Gli impianti sportivi, prima ad esclusivo appannaggio dei tifosi, sono sempre più spesso visitati come luoghi culturali da turisti o da spettatori in spazi pubblici. Il cambio di passo, realtà in Europa, fatica a concretizzarsi in Italia, a causa di problemi burocratici e strutturali. Gli stadi italiani, infatti, sono vecchi e poco al passo con i tempi.
Stadi, in Italia
L’età media degli stadi italiani è di 68 anni, analizza Milano Finanza, quasi il doppio dei 38 anni della Germania e dei 35 dell’Inghilterra. Ci sono inoltre gravi carenze nella manutenzione degli stadi. Il 76% degli impianti italiani, inoltre, è pubblico: questo preoccupa ancor di più, vista l’assenza di lavori periodici. In Italia, solo quattro squadre di Serie A sono proprietarie dell’impianto nel quale giocano: Juventus, Sassuolo, Udinese e Atalanta.

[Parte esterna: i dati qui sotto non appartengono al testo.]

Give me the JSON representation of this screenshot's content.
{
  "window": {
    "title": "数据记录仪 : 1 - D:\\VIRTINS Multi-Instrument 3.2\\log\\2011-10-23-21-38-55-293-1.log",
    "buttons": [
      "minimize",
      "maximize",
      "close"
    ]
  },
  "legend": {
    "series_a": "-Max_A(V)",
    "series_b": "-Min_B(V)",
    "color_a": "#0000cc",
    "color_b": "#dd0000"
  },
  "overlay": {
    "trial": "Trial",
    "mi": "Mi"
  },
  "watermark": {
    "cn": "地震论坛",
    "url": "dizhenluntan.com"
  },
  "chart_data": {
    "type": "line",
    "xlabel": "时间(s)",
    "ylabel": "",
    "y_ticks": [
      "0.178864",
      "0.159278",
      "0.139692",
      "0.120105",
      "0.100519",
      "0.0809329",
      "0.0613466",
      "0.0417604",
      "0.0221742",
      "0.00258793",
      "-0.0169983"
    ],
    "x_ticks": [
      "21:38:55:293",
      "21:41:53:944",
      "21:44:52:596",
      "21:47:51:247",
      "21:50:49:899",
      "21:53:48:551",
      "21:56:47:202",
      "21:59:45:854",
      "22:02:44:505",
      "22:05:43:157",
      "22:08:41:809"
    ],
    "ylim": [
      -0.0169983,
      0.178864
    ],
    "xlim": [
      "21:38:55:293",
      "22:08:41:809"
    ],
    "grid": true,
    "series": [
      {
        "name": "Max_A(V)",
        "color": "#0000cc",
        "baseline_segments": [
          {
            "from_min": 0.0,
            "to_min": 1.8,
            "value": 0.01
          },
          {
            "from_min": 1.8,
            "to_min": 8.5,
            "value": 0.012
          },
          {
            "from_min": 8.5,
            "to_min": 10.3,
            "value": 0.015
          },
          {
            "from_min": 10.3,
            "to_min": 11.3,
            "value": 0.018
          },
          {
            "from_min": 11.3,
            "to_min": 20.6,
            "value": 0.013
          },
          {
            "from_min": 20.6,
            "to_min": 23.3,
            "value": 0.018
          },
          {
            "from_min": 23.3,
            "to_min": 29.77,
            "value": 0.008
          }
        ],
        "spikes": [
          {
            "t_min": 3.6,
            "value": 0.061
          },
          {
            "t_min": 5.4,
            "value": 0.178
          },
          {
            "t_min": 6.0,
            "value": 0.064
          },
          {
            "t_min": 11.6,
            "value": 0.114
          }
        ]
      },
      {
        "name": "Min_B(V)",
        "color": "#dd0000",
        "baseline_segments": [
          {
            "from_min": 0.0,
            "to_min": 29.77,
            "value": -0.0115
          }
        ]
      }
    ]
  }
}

Milan e Inter stanno lavorando già da tempo per avere un proprio stadio a Milano, salutando ufficialmente San Siro. Si continua a discutere anche sull’impianto della Roma, con i permessi che potrebbero presto arrivare dal Campidoglio. Gli impianti italiani hanno attualmente scarsa attrattività per i limitati servizi extra calcistici offerti oltre che per la fruizione non ottimale degli eventi. Il pubblico è dunque di molto inferiore che in altri Paesi: 54% della capienza in Italia contro il 90% di Regno Unito e Germania e del 70% di Francia e Spagna.